TOP TRUMP ADVISER CALLS ROMNEY A ‘COWARD’ FOR NOT ENTERING GOP PRIMARY. Donald Trump’s top adviser Paul Manafort said Sunday that former Republican presidential nominee Mitt Romney is a “coward” for not throwing his hat into this year’s GOP primary race. "He's now attacking this past weekend all the other Republicans who ran for president as well saying they should have done a better job,” Manafort, Trump’s campaign chair and chief strategist, said on ABC's "This Week." Well, if he feels that way he should have run. He was a coward.” More from ABC’s NICKI ROSSOLL and  BLAIR GUILD: http://abcn.ws/1UoDJJd

PAUL RYAN DISMISSES IDEA OF CONVENTION CHALLENGE TO DONALD TRUMP. While some conservatives are still holding out hope that there is a way to block presumptive GOP nominee Donald Trump from securing the nomination at the Republican convention next month, House Speaker Paul Ryan isn’t one of them. "The way I see it is he won the thing fair and square," Ryan told George Stephanopoulos in an interview that aired on "This Week" Sunday. "Seventeen people competed, one person won and he got the delegates," Ryan added, ABC’s NICKI ROSSOLL notes. "The delegates ultimately decide these things, but he won fair and square." http://abcn.ws/1sA40tz

IN CASE YOU MISSED IT

ROMNEY: STATE OF GOP ‘BREAKING MY HEART.’ Mitt Romney said over the weekend he respected prominent Republicans who have decided to back Donald Trump, but he got visibly emotional explaining why he couldn't bring himself to do the same. "These things are personal.

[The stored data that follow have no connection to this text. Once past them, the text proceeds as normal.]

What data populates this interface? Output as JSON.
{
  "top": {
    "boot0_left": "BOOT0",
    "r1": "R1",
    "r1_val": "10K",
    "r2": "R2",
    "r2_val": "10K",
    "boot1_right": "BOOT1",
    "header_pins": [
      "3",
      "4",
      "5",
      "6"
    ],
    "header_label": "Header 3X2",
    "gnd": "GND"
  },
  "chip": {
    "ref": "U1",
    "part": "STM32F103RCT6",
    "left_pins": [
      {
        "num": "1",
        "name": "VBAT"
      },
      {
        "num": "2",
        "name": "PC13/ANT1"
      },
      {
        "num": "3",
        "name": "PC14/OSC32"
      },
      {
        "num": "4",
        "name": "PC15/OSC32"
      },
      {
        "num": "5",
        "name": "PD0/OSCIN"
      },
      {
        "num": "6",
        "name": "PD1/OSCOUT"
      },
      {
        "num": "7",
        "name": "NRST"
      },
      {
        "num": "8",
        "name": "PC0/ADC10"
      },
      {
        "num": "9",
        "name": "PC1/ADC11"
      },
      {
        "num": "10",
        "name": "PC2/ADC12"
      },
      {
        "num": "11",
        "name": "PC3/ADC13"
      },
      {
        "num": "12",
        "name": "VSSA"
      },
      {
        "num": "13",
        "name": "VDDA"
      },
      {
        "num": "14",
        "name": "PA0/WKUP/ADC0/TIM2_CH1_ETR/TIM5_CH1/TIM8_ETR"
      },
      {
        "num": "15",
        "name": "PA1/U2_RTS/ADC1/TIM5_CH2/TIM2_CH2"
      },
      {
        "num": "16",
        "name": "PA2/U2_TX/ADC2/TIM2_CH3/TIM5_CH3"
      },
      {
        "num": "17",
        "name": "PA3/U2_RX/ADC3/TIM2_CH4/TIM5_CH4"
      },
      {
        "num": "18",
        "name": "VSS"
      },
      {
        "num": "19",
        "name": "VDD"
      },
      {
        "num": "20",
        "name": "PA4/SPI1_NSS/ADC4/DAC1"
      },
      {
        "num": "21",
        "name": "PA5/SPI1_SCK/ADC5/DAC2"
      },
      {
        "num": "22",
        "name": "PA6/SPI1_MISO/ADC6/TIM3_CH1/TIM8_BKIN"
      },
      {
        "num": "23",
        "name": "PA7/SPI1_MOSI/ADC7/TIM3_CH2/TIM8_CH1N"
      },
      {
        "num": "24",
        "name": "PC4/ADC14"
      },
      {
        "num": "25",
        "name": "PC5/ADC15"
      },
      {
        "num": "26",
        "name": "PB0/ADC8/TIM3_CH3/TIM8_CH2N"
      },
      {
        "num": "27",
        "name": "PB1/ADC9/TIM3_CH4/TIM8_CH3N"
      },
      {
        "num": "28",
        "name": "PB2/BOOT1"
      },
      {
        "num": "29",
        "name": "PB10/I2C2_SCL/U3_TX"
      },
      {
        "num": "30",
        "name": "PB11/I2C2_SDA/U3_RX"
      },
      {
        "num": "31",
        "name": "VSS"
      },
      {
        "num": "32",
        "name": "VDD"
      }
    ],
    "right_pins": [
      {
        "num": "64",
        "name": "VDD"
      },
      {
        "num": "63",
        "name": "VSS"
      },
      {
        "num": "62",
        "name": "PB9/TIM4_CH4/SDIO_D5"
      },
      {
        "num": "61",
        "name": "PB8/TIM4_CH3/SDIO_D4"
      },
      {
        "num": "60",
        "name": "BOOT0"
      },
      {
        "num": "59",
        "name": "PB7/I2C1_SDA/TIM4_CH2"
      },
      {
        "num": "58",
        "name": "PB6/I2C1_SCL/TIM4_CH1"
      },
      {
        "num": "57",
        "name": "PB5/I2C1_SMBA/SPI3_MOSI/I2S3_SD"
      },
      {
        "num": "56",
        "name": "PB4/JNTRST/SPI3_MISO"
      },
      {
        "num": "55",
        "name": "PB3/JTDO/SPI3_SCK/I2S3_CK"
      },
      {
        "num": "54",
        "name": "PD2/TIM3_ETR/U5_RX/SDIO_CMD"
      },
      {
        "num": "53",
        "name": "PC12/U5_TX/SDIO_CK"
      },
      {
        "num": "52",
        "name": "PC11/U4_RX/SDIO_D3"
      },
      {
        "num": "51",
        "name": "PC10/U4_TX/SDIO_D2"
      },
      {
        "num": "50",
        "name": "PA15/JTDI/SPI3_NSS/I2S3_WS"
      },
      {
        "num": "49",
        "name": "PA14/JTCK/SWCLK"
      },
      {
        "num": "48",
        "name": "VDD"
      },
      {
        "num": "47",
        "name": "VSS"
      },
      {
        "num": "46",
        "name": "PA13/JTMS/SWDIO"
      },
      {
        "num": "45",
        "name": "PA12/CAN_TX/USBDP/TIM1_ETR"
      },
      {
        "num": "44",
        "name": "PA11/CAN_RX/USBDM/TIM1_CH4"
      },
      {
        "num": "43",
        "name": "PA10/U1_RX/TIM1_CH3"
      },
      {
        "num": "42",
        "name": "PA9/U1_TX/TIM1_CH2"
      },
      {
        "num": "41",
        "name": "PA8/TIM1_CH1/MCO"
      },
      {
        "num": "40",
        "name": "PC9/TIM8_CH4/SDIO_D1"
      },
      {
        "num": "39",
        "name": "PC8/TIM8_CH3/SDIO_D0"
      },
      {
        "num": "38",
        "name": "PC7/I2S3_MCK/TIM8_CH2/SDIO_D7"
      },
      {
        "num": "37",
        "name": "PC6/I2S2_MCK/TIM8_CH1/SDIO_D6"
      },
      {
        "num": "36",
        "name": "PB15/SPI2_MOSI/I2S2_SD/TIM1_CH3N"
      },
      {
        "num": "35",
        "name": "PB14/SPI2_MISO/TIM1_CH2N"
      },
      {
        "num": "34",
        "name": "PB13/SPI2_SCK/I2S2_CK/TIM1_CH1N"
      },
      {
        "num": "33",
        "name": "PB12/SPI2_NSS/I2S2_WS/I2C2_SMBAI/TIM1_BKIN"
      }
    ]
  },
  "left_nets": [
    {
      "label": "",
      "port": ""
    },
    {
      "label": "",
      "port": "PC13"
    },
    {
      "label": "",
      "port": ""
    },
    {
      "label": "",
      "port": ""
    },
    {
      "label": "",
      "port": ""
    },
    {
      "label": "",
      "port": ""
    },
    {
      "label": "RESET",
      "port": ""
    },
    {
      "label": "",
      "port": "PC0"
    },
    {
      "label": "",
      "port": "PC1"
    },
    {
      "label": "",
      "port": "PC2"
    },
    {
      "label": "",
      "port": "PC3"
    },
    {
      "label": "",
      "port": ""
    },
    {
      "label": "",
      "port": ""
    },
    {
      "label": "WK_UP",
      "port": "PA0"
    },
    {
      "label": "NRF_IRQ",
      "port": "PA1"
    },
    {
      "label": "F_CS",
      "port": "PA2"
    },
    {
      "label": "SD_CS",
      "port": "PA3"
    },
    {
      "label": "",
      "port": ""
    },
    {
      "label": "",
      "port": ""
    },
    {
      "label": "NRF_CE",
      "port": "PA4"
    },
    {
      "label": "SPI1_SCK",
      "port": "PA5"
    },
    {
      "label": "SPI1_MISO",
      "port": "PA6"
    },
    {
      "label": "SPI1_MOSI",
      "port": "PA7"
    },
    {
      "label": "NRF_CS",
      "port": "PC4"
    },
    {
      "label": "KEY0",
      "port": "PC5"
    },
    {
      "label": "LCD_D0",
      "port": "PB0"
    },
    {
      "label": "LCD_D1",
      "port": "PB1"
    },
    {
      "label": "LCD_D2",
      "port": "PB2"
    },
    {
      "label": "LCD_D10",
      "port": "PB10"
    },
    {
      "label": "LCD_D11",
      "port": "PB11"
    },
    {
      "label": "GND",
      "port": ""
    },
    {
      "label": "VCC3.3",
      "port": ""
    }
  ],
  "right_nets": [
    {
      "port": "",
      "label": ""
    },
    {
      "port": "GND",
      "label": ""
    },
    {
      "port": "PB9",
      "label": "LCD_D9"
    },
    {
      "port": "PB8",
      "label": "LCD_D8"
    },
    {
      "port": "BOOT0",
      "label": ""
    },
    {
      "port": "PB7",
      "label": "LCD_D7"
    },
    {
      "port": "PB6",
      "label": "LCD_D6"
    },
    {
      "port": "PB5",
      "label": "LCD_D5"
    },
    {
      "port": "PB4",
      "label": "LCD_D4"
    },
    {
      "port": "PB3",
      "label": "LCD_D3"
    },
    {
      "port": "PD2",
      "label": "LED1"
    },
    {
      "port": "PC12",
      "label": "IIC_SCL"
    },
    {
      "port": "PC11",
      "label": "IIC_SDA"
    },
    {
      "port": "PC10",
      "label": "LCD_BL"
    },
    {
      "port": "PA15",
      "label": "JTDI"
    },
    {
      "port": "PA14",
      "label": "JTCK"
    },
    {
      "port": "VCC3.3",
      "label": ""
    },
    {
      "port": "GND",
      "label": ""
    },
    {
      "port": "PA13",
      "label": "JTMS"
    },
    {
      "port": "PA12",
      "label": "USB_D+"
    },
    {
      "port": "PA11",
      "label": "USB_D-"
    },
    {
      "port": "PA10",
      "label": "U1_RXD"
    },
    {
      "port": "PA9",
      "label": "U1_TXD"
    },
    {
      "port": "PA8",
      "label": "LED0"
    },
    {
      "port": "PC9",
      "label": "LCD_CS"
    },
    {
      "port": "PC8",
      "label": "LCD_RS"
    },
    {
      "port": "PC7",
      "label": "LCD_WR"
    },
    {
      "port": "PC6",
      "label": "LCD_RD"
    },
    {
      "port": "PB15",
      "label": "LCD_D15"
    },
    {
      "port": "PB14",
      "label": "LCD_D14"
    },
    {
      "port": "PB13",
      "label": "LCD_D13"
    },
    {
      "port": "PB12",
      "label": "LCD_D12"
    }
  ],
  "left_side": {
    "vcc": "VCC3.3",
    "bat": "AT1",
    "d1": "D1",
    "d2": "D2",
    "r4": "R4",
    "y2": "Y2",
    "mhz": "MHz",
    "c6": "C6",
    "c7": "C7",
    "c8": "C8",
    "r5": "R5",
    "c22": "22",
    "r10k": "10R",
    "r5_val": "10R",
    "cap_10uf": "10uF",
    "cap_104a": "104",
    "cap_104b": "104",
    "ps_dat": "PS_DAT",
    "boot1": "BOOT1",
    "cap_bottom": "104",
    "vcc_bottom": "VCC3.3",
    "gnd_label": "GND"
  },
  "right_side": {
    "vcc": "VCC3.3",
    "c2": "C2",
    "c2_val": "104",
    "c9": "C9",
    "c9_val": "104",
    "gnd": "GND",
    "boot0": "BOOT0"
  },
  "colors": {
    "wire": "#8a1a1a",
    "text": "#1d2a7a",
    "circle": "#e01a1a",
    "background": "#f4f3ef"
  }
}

I love this country. I love the founders, I love what this country is built upon and its values, and seeing this is breaking my heart, for the party that means so much," said Romney, choking up and blinking back tears. Speaking to a crowd of roughly 300 political and business leaders at his annual summit in Park City, Romney said he worried about the example a Trump presidency might set for future generations, that it would lead to "trickle-down racism,” ABC’s INES DE LA CUETARA reports. http://abcn.ws/1PlOiHn

WHO’S TWEETING?

@chrisdonovan: Watch Trump's explanation: "The last thing I want is congratulations. I was right & I have been right & I am right." http://abcn.ws/1Ol8u1a

@TheFix: Orlando shooting exposes Donald Trump's biggest weakness: A total lack of empathy http://wpo.st/ZN4f1 

@GlennThrush: No one plays a winning hand worse than Trump.

@danmericaCNN: Clinton on NBC on why gun legislation never goes anywhere: "It is not complicated. The gun lobby scares the heck out of elected officials."

@amandacarpenter: Trump, conspiracist, says Obama might have something else on his mind. Clinton calls Trump a ISIS recruiting tool. Both so bad at this!!!